ECB’s Lagarde Warns of Impact of Fragmenting Global Economy on Inflation

17 April 2023

By Xavier D’Arcy – FRANKFURT (Econostream) – The fragmentation of the global economy into two blocs between the US and China may impact supply elasticity and price stability, European Central Bank President Christine Lagarde said on Monday.

In a speech at the Council on Foreign Relations in New York, Lagarde said that central banks in economies with similar interests would benefit from acting together, and monetary policy would have a strategic role to play in the new economic order.

‘We are witnessing a fragmentation of the global economy into competing blocs […] this fragmentation may well coalesce around two blocs led respectively by the two largest economies in the world’, she said. A ‘profound [effect] on the policy environment for central banks’ could be ‘more instability as global supply elasticity wanes’, she said. Globalisation had led to a period of ‘relatively low and stable inflation’ which ‘may now be giving way to one of lasting instability resulting in lower growth, higher costs and more uncertain trade partnerships.’

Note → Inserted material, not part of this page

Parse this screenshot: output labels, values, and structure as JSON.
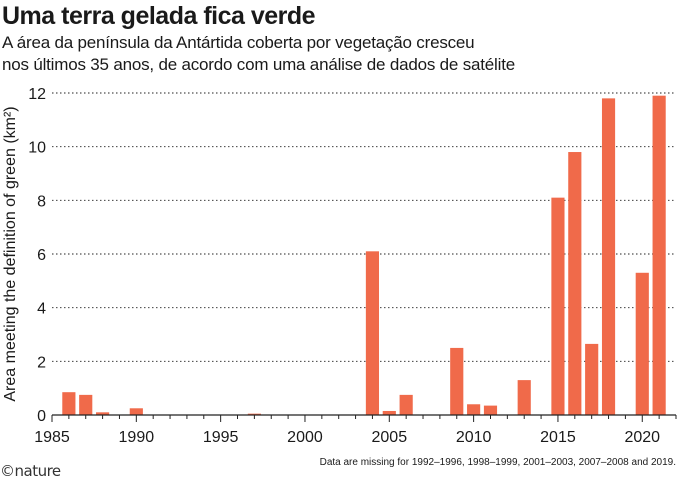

The coming period of economic fragmentation would call for ‘greater policy cohesion’ between partners, she said. ‘Not compromising independence, but recognising interdependence between policies, and how each can best achieve their objective if aligned behind a strategic goal.’ There would be a ‘multiplier effect of common action’ from economies acting together rather than alone, she said.

Looking at recent developments, she said that ‘international currency status should no longer be taken for granted’ for the dollar and the euro, as ‘new trade patterns may have ramifications for payments and international currency reserves.’

'Central banks also have an important role to play here – even as protagonists', she said.

Projects such as the digital euro and the availability of swap lines would be central in ensuring that currencies retain their position, she said. The completion of capital markets union would also be ‘pivotal in determining whether the euro remains among the leading global currencies or others take its place.’